Colson: The week 96 data showed very similar safety profiles between the 2 arms of the trial, between the BIC/FTC/TAF arm and the DOR/ISL arm. There were no new safety signals during the second year between week 48 and week 96. So overall, [it was a] super well-tolerated regimen, and the trial looked at a number of metabolic parameters. It looked at insulin resistance, lipids, weight, renal function, [and] bone mineral density, and on all these measures, the 2 regimens were highly comparable, so no real tolerability signals.
Contagion: From a treatment strategy perspective, which patient populations might benefit most from a switch to this combination therapy, based on its complementary mechanism of action and resistance profile demonstrated in this study?

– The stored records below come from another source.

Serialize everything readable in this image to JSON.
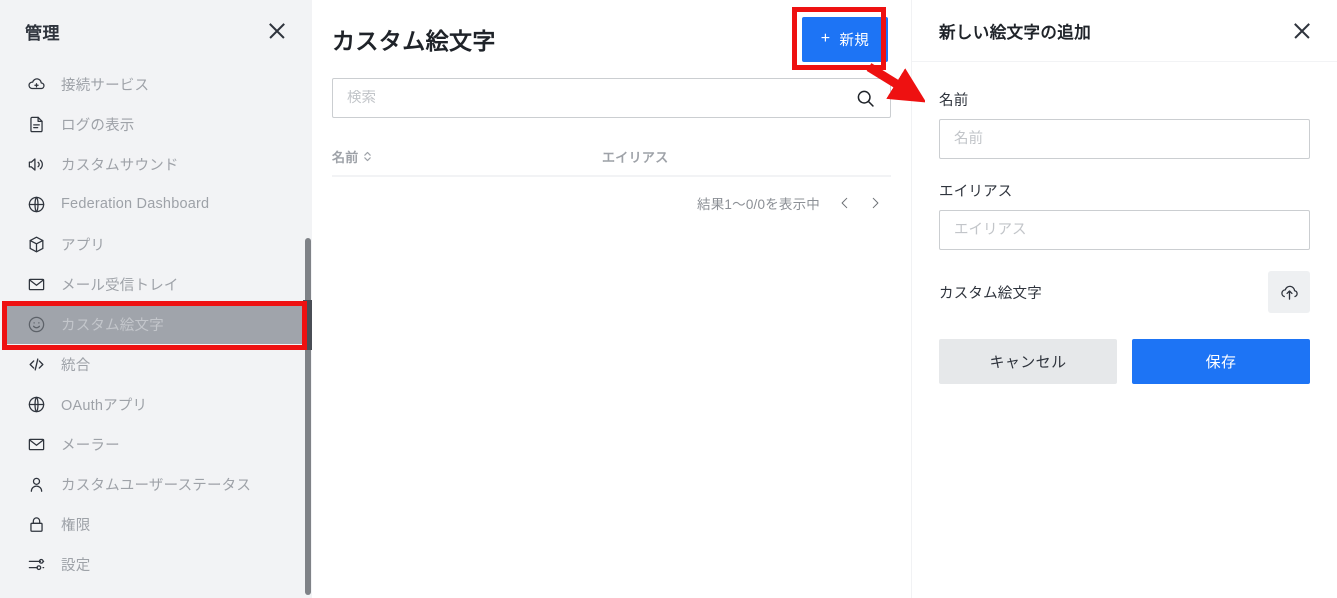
{
  "sidebar": {
    "title": "管理",
    "close_icon": "close-icon",
    "items": [
      {
        "label": "接続サービス",
        "icon": "cloud-plus-icon",
        "selected": false
      },
      {
        "label": "ログの表示",
        "icon": "document-icon",
        "selected": false
      },
      {
        "label": "カスタムサウンド",
        "icon": "speaker-icon",
        "selected": false
      },
      {
        "label": "Federation Dashboard",
        "icon": "globe-icon",
        "selected": false
      },
      {
        "label": "アプリ",
        "icon": "cube-icon",
        "selected": false
      },
      {
        "label": "メール受信トレイ",
        "icon": "envelope-icon",
        "selected": false
      },
      {
        "label": "カスタム絵文字",
        "icon": "smiley-icon",
        "selected": true
      },
      {
        "label": "統合",
        "icon": "code-icon",
        "selected": false
      },
      {
        "label": "OAuthアプリ",
        "icon": "globe-icon",
        "selected": false
      },
      {
        "label": "メーラー",
        "icon": "envelope-icon",
        "selected": false
      },
      {
        "label": "カスタムユーザーステータス",
        "icon": "person-icon",
        "selected": false
      },
      {
        "label": "権限",
        "icon": "lock-icon",
        "selected": false
      },
      {
        "label": "設定",
        "icon": "sliders-icon",
        "selected": false
      }
    ]
  },
  "main": {
    "title": "カスタム絵文字",
    "new_button": {
      "label": "新規",
      "plus": "+",
      "icon": "plus-icon"
    },
    "search": {
      "value": "",
      "placeholder": "検索",
      "icon": "search-icon"
    },
    "table": {
      "columns": [
        {
          "label": "名前",
          "sortable": true,
          "sort_icon": "sort-arrows-icon"
        },
        {
          "label": "エイリアス",
          "sortable": false
        }
      ],
      "rows": []
    },
    "pagination": {
      "summary": "結果1〜0/0を表示中",
      "prev_icon": "chevron-left-icon",
      "next_icon": "chevron-right-icon",
      "prev_label": "‹",
      "next_label": "›"
    }
  },
  "panel": {
    "title": "新しい絵文字の追加",
    "close_icon": "close-icon",
    "fields": [
      {
        "label": "名前",
        "value": "",
        "placeholder": "名前",
        "name": "name-field"
      },
      {
        "label": "エイリアス",
        "value": "",
        "placeholder": "エイリアス",
        "name": "alias-field"
      }
    ],
    "emoji_upload": {
      "label": "カスタム絵文字",
      "icon": "cloud-upload-icon"
    },
    "actions": {
      "cancel_label": "キャンセル",
      "save_label": "保存"
    }
  },
  "annotations": {
    "highlight_color": "#ee1111",
    "boxes": [
      {
        "name": "sidebar-custom-emoji-highlight"
      },
      {
        "name": "new-button-highlight"
      }
    ],
    "arrow": {
      "name": "pointer-arrow",
      "from": "new-button",
      "to": "panel"
    }
  },
  "colors": {
    "accent": "#1d74f5",
    "sidebar_bg": "#f2f3f5",
    "selected_bg": "#a0a4ab",
    "text": "#2f343d",
    "muted_text": "#9ea2a8",
    "highlight": "#ee1111"
  }
}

Colson: I think what is nice about this combination is that it's just 2 therapies. The drugs don't have a lot of interactions, so I would imagine that it would be attractive to patients who have multimorbidity and they're on lots of medications. They want to reduce the number of drugs they're exposed to, [especially] older patients.
Often, I have a number of older patients, so I can imagine that a lot of these folks on lots of medicines would really benefit. And then I have patients as well in my practice who don't tolerate integrase inhibitors well. So they have insomnia, which they attribute to the drug, or they have some nausea, and this would be a welcome alternative to try in those patients as well.
The conversation has been edited for grammar and clarity.